What if they simply change the structure of the embed code, breaking your links to their images?
It’s fine in the short term, but there is a long-term maintenance problem. That’s okay for content that is “timely” and essentially expires; it’s not okay for content which we want to have persist.
Reliability is a good reason to not embed
If you can download an image, possibly modify it if the license allows, and upload it to your blog’s media library, you have a copy of it to use forever (or thereabouts). I like to search on Flickr by licence type for CC-BY images which give me wonderful freedom. It’s also how I share my own images, so help yourself.
Include attribution and links to the source, and you’ll be okay even if the distributor is later offline or revokes future licenses.

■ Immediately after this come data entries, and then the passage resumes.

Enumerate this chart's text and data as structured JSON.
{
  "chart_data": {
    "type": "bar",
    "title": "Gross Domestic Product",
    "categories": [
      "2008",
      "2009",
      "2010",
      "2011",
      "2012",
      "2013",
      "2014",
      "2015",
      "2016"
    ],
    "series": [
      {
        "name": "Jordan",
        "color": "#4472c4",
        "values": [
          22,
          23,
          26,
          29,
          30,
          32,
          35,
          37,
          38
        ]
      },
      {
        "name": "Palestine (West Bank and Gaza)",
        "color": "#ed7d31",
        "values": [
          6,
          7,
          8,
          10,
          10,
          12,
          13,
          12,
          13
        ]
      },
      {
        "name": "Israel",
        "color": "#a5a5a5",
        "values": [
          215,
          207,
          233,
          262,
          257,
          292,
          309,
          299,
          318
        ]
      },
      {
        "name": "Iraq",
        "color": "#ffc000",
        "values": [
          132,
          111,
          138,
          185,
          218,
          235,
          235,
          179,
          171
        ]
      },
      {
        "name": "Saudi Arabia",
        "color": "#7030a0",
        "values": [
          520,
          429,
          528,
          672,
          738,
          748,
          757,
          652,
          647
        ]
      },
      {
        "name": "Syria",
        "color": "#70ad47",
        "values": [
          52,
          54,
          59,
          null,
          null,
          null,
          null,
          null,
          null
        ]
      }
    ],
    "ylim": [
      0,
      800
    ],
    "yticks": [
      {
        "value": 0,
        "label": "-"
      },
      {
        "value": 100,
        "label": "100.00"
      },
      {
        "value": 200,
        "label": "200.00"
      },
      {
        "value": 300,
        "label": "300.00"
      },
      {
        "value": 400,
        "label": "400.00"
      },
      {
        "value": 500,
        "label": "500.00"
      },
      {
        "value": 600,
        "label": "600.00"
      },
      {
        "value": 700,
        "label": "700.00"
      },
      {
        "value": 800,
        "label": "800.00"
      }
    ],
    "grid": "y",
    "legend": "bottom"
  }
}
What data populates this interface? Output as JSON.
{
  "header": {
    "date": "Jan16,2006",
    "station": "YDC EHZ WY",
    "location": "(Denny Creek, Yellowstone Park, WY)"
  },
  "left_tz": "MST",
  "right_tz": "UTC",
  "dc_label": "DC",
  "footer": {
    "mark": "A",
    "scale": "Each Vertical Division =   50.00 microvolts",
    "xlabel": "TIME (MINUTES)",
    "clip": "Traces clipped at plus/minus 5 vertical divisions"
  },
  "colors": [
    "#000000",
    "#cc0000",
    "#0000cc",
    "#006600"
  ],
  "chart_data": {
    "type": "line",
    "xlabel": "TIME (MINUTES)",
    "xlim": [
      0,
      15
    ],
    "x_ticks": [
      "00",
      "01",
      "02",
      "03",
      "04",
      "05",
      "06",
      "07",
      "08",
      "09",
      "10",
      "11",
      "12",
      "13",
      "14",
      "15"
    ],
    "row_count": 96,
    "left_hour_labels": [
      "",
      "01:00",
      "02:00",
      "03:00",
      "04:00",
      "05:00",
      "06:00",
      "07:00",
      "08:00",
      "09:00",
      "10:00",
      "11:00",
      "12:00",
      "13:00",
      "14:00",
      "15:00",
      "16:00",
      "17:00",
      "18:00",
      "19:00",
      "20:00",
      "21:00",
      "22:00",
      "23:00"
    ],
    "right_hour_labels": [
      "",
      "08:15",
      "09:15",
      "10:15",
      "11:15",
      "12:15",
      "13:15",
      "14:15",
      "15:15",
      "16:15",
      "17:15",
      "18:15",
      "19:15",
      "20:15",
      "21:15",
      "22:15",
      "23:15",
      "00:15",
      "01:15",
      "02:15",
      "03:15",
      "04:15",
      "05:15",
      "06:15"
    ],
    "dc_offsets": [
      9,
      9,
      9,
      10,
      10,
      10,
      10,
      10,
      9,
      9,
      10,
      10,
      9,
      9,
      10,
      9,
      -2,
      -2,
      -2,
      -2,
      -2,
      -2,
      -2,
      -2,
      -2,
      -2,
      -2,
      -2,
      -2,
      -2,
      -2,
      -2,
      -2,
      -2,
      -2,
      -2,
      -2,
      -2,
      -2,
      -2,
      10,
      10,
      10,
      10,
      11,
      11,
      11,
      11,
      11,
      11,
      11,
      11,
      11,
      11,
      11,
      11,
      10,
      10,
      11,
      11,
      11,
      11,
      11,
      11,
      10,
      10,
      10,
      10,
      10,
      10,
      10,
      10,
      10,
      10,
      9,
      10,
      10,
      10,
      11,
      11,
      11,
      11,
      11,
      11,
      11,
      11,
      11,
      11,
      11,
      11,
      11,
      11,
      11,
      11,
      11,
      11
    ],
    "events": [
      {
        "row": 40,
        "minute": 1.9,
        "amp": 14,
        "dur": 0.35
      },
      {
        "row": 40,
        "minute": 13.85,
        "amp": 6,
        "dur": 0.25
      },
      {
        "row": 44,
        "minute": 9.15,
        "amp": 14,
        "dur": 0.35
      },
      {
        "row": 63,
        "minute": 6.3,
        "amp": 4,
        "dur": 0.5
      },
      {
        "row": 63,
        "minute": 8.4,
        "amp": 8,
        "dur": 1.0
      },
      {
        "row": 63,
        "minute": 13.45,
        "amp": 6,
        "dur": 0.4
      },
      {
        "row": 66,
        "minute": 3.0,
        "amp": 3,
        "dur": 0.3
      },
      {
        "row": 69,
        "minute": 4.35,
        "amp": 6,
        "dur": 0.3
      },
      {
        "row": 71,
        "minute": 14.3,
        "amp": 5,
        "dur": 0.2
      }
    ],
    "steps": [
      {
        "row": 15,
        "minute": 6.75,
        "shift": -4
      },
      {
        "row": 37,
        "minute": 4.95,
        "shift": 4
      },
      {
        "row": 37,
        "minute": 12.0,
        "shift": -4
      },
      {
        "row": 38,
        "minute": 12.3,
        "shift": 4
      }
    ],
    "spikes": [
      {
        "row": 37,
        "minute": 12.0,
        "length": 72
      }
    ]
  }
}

There is a nice-looking plugin called WP Inject if you’re using a self-hosted WordPress solution, or you can do something like this when uploading media to WordPress.com:
Which will then appear like this:
“Line of laptops” by Brandon Grasley via Flickr (CC BY)
Notice that the creator is properly attributed, the licence is listed (which is nice if not exactly necessary), and the image itself is a link to the photo on Flickr. That makes it easy to find, and I think that’s better than a gross-looking, unreliable embedded photo which might vanish without warning.